For a local agent runtime that connects over HTTP, keep the server on loopback:

python -m openmed.mcp.server --transport streamable-http --host 127.0.0.1 --port 8081

These service examples deliberately bind to loopback. Do not expose them to an untrusted network without an authenticated, TLS-terminating boundary.

Next steps: health checks, model warm-pool controls, request batching, the privacy gateway, and the full endpoint reference are in REST Service.


Data engineer

Goal: de-identify many files or dataset rows with progress reporting and PHI-free aggregate summaries — no per-record boilerplate.

1. Process a directory of notes

BatchProcessor reuses one warmed model across the batch and keeps going when a single record fails. It returns de-identified text in memory and does not overwrite the source files:

from pathlib import Path
from tempfile import TemporaryDirectory

from openmed import BatchProcessor

processor = BatchProcessor(
    operation="deidentify",
    model_name="pii_detection",
    method="mask",
    batch_size=16,
    confidence_threshold=0.7,
    continue_on_error=True,
)

with TemporaryDirectory() as temp_dir:
    notes_dir = Path(temp_dir)
    (notes_dir / "note-1.txt").write_text(
        "Patient Casey Example called from 555-0100.", encoding="utf-8"
    )
    (notes_dir / "note-2.txt").write_text(
        "Email Jordan Sample at jordan.sample@example.org.", encoding="utf-8"
    )

    result = processor.process_directory(
        notes_dir, pattern="*.txt", recursive=True
    )

    redacted_texts = [
        item.result.deidentified_text for item in result.get_successful_results()
    ]
    print(f"Processed {len(redacted_texts)}/{result.total_items} files")
    print(f"Failures: {result.failed_items}")

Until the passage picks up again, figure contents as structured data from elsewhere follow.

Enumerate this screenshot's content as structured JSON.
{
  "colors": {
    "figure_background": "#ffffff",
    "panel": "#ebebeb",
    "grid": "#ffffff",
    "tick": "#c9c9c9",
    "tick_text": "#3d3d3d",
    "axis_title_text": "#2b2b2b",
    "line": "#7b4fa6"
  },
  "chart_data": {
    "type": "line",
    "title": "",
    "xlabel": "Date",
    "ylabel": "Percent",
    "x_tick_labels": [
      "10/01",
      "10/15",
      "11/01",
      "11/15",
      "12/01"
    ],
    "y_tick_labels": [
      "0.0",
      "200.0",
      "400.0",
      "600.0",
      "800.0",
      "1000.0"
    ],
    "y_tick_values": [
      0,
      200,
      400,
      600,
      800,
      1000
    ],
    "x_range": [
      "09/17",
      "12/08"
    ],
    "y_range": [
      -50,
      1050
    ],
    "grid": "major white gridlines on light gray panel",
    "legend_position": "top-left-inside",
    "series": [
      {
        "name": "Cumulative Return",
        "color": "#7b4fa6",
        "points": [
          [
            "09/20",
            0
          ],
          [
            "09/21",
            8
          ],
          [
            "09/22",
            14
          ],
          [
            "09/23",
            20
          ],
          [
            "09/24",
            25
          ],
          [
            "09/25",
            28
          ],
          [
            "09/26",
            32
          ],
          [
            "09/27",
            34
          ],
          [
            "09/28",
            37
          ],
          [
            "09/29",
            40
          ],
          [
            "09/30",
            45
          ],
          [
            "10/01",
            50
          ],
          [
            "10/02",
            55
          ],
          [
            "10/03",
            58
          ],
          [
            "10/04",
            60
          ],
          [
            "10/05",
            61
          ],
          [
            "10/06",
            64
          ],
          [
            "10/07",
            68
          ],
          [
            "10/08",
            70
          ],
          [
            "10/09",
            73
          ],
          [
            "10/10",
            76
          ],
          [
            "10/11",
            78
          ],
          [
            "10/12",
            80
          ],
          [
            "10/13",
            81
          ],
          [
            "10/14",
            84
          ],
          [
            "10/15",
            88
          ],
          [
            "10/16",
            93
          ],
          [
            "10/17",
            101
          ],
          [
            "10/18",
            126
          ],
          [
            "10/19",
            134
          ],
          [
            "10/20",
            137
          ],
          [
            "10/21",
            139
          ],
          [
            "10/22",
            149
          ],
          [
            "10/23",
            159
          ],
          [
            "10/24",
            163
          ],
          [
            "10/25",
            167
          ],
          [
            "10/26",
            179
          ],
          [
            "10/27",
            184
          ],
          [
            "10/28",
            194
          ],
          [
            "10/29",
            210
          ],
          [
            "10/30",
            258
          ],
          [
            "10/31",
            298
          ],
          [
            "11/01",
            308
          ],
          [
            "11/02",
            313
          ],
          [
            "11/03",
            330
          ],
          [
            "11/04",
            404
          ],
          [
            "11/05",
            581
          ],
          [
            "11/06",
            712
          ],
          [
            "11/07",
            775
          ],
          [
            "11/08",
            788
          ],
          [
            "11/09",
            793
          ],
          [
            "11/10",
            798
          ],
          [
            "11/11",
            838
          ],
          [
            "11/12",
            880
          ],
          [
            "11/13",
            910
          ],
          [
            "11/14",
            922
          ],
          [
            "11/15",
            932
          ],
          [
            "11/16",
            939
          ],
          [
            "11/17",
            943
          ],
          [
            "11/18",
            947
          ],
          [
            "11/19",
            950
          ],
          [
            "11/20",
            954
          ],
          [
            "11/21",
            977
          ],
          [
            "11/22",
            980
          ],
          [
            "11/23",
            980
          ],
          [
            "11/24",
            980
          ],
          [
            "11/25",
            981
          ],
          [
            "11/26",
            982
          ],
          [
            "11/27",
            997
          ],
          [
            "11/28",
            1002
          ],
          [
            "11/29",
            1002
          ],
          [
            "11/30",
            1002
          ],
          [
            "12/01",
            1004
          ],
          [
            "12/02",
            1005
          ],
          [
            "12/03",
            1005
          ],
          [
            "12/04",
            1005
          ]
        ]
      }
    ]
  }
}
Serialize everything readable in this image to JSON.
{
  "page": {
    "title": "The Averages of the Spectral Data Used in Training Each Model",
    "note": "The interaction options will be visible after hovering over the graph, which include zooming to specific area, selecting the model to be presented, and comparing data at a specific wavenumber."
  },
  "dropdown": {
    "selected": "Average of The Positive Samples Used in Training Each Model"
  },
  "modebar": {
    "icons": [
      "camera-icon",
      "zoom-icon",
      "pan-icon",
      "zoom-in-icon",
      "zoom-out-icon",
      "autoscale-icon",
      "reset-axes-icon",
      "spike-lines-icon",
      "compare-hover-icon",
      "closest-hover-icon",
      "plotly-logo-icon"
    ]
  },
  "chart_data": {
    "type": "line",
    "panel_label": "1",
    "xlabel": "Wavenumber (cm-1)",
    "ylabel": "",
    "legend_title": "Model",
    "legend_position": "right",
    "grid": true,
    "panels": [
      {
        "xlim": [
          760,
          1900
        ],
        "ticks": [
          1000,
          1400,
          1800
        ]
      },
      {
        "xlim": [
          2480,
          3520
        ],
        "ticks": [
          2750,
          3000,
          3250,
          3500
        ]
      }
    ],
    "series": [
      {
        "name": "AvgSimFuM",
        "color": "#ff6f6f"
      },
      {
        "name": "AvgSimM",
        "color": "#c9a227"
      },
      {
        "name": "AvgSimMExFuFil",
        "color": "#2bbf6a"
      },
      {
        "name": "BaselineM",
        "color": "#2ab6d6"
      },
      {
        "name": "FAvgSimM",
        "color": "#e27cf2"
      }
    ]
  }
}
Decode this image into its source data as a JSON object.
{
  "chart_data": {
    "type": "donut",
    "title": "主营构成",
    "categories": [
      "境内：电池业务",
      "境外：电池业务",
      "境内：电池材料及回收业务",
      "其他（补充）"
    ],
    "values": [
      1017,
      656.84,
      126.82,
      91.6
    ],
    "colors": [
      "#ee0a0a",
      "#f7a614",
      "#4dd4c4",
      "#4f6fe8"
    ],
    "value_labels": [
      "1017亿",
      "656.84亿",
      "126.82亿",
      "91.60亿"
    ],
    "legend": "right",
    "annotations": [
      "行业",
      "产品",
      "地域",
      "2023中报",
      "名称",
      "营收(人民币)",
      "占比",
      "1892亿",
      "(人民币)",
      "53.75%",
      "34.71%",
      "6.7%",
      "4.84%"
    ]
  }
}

2. Redact specific columns of a dataset

For CSV or JSONL input, redact_dataset() de-identifies only the free-text columns you name and returns an aggregate, PHI-free audit summary. Parquet uses the same API after installing the columnar extra with uv pip install "openmed[hf,columnar]":

from openmed import redact_dataset

result = redact_dataset(
    "notes.csv",
    text_columns=["note", "comment"],
    output_path="notes.redacted.csv",
    policy="strict_no_leak",
)

# Aggregate counts only — total spans, per-label counts, residual-leakage estimate.
print(result.summary.to_dict())

The source dataset is never overwritten: output_path receives the redacted rows, while the summary remains in memory unless you explicitly persist it.

The same path is available from the console entry point:

openmed redact-dataset notes.csv \
  --text-columns note,comment \
  --policy strict_no_leak \
  --output notes.redacted.csv

Next steps: streaming iteration, progress callbacks, batch PII extraction, and result export are covered in Batch Processing.